I run the model this way:
set GGML_CUDA_GRAPH_OPT=1

llama-server -m Qwen3-Coder-Next-UD-Q4_K_XL.gguf -ngl 99 -fa on -c 120000 --n-cpu-moe 29 --temp 0 --cache-ram 0

This works well with 24 GB VRAM and 64 GB system RAM when there's (almost) nothing else on the GPU. Yields about 180 TPS prompt processing and 30 TPS generation speed for me.

OpenCode vs. Roo Code:

Both solved things with the model, yet with OpenCode I've seen slightly more correct answers and solutions. But: Roo asks by default about every single thing, even harmless things like running a syntax check via command line. This can be configured with an easy permission list to not stop the automated flow that often. OpenCode on the other hand just permits everything by default in code mode.

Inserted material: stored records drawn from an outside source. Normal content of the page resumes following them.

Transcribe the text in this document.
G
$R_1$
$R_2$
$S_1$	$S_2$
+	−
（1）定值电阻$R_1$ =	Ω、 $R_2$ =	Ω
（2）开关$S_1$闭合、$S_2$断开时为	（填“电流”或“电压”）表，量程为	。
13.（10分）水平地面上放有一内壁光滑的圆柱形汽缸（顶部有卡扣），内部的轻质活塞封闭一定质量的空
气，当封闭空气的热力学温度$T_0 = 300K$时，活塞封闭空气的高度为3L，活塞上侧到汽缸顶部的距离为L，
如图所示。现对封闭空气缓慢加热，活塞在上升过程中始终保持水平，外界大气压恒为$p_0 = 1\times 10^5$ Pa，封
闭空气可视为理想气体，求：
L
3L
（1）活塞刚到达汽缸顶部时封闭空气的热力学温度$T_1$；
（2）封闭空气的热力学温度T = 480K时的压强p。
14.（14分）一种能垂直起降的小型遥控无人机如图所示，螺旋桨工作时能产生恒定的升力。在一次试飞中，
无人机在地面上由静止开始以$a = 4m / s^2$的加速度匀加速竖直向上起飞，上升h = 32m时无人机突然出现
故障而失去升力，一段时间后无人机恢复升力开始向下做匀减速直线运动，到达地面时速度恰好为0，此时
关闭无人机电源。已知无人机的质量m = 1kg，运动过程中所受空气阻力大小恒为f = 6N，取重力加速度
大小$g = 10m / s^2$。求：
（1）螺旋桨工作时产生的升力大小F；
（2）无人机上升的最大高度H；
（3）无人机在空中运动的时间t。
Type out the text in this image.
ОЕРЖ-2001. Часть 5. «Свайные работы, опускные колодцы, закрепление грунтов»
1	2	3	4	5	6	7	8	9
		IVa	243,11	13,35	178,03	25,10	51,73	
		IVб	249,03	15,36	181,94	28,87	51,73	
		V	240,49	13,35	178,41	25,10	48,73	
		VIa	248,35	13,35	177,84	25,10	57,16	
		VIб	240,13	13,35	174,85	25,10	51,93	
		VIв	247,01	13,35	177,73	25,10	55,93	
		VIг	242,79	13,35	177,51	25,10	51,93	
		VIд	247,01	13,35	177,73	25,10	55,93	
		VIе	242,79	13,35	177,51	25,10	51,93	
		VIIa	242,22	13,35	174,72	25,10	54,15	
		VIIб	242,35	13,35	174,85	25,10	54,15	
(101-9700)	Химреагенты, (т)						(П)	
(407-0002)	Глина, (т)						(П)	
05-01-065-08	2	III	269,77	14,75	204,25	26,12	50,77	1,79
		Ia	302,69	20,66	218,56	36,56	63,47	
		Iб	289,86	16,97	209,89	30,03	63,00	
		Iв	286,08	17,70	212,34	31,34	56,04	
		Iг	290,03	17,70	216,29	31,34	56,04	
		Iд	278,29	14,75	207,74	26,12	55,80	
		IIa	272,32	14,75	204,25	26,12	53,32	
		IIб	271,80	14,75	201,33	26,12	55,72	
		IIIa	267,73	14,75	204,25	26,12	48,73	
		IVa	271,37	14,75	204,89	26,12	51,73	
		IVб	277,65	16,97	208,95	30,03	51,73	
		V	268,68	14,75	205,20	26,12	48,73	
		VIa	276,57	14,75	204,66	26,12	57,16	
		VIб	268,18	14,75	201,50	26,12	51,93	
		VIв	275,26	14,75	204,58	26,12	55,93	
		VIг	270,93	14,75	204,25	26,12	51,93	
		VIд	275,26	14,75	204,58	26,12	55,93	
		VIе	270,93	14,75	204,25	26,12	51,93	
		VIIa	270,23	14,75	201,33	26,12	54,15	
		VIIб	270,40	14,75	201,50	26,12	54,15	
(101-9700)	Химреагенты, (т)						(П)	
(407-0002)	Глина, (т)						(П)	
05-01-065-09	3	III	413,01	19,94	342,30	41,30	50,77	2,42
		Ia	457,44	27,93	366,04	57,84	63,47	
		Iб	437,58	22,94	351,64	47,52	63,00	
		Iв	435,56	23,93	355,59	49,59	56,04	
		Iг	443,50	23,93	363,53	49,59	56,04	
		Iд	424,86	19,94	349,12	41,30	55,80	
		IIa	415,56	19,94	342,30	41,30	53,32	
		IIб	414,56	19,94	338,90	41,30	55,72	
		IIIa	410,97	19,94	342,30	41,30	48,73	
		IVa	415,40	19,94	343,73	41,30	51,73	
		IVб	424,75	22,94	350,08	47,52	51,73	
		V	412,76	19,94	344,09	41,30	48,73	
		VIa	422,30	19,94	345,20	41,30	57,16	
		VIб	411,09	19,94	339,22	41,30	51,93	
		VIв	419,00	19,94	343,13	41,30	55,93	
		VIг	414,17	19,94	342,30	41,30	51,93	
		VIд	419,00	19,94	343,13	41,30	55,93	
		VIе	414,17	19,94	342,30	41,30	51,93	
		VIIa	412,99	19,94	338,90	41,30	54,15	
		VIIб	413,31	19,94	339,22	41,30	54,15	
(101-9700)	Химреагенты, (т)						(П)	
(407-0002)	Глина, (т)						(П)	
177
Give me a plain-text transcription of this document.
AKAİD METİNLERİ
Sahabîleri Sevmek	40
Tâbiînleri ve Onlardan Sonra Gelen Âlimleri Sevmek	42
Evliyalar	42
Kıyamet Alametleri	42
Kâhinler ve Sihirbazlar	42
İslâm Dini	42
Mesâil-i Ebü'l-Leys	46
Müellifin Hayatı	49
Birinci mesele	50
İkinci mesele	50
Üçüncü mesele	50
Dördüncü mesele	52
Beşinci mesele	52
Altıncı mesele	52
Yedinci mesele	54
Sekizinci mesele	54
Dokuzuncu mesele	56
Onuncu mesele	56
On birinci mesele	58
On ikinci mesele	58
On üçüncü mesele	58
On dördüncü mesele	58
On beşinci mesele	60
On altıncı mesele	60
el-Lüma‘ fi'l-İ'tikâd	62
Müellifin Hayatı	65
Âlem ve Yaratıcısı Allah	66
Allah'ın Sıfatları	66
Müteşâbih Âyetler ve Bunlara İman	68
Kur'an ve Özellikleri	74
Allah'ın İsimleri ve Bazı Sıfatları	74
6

One time it encountered an issue, uninstalled and reinstalled packages in an attempt of solving it, removed files and drove itself into a corner by breaking the dev environment. Too autonomous in trying to "get things done", which doesn't work well on bleeding edge stuff that's not in the training set. Permissions can of course also be configured, but the default is "YOLO".

Aside from that: Despite running with only a locally hosted model, and having disabled update checks and news downloads, OpenCode (Desktop version) tries to contact a whole lot of IPs on start-up.